Ultima spiaggia per il Catania?

All’indomani della tanto agognata promozione nella massima serie, avvenuta il 28 maggio 2006, nessuno mai (né tifoso, né dirigente) si sarebbe aspettato un inizio di campionato infervorante come quello del Catania; sembrava veramente che la serie A non fosse solo un punto d’arrivo, ma un punto di partenza per la rinascita, sociale, sportiva ed economica di una città, dopo tantissimi anni bui (per la precisione 23), trascorsi nei campetti di periferia di mezza Italia; sembrava veramente che la squadra, allenata da Pasquale Marino, potesse interpretare il ruolo della matricola rivelazione, in grado di dare del filo da torcere (almeno nella tana del Massimino) anche a squadroni del calibro di Roma, Fiorentina, Milan; sembrava veramente un sogno che diventava realtà: dopo l’intero girone d’andata, il Catania è stato capace di
insediarsi per parecchie giornate al 4° posto in classifica, che a campionato concluso, sarebbe valso la qualificazione ai preliminari di Champion’s League…

Forse si è esagerato con l’immaginazione, forse si sono costruiti troppi castelli in aria, perdendo di vista l’unico obbiettivo possibile e raggiungibile, il mantenimento della Serie A, ma è stato bello poter anxche solo pensare ad una possibile qualificazione in Coppa dei Campioni, perché in fondo sognare non costa nulla. Ma purtroppo i sogni di migliaia di tifosi si sono infranti quella maledetta sera del 2 Febbraio, nel derby contro il Palermo, che ha portato alla morte di un agente di polizia che si trovava nei pressi della Curva Nord per sedare i facinorosi.
Le conseguenze dei fatti avvenuti durante e dopo il derby si sono abbattute su Catania e sul Catania e hanno avuto un effetto disastroso sul prosieguo del campionato da parte della squadra, che si trova obbligata a giocare tutte le partite in casa senza pubblico e senza stimoli, il che ha portato la squadra a prestazioni assolutamente ineccepibili, avvicinando sempre più lo spettro della retrocessione.

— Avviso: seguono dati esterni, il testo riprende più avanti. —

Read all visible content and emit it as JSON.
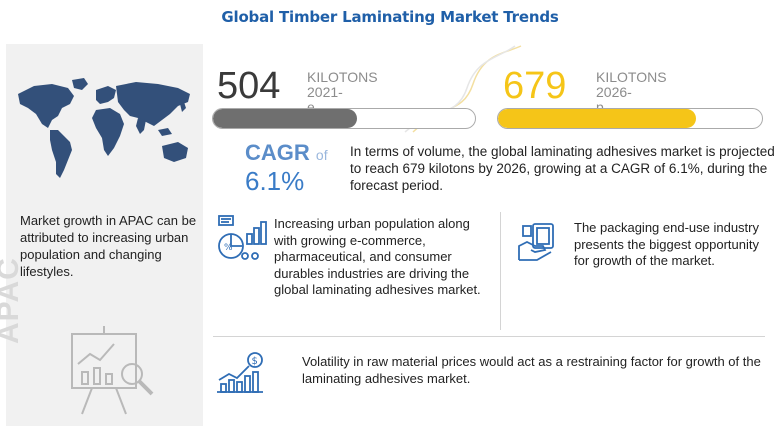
{
  "title": "Global Timber Laminating  Market Trends",
  "stats": {
    "current": {
      "value": "504",
      "unit": "KILOTONS",
      "year": "2021-e",
      "fill_fraction": 0.55,
      "color": "#6f6f6f"
    },
    "forecast": {
      "value": "679",
      "unit": "KILOTONS",
      "year": "2026-p",
      "fill_fraction": 0.75,
      "color": "#f5c518"
    }
  },
  "cagr": {
    "label": "CAGR",
    "of": "of",
    "value": "6.1%"
  },
  "summary": "In terms of volume, the global laminating adhesives market is projected to reach 679 kilotons by 2026, growing at a CAGR of 6.1%, during the forecast period.",
  "apac_text": "Market growth in APAC can be attributed to increasing urban population and changing lifestyles.",
  "apac_label": "APAC",
  "driver": "Increasing urban population along with growing e-commerce, pharmaceutical, and consumer durables industries are driving the global laminating adhesives market.",
  "opportunity": "The packaging end-use industry presents the biggest opportunity for growth of the market.",
  "restraint": "Volatility in raw material prices would act as a restraining factor for growth of the laminating adhesives market.",
  "icons": {
    "world_map": "world-map-icon",
    "board": "analytics-board-icon",
    "driver": "population-chart-icon",
    "opportunity": "packaging-icon",
    "restraint": "growth-chart-dollar-icon"
  },
  "colors": {
    "title": "#1f5fa8",
    "accent_blue": "#3a7cc7",
    "accent_yellow": "#f5c518",
    "grey_bar": "#6f6f6f",
    "panel_bg": "#f1f1f1"
  }
}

Nonostante tutto, il Catania si trova ancora oggi in una posizione di classifica che le permette di poter comunque giocare con una certa tranquillità, visti gli 8 punti di distanza dalla terzultima in classifica, il Parma che dovrà affrontare domenica pomeriggio con il massimo della serietà e della professionalità per evitare di sprofondare nel baratro della serie B.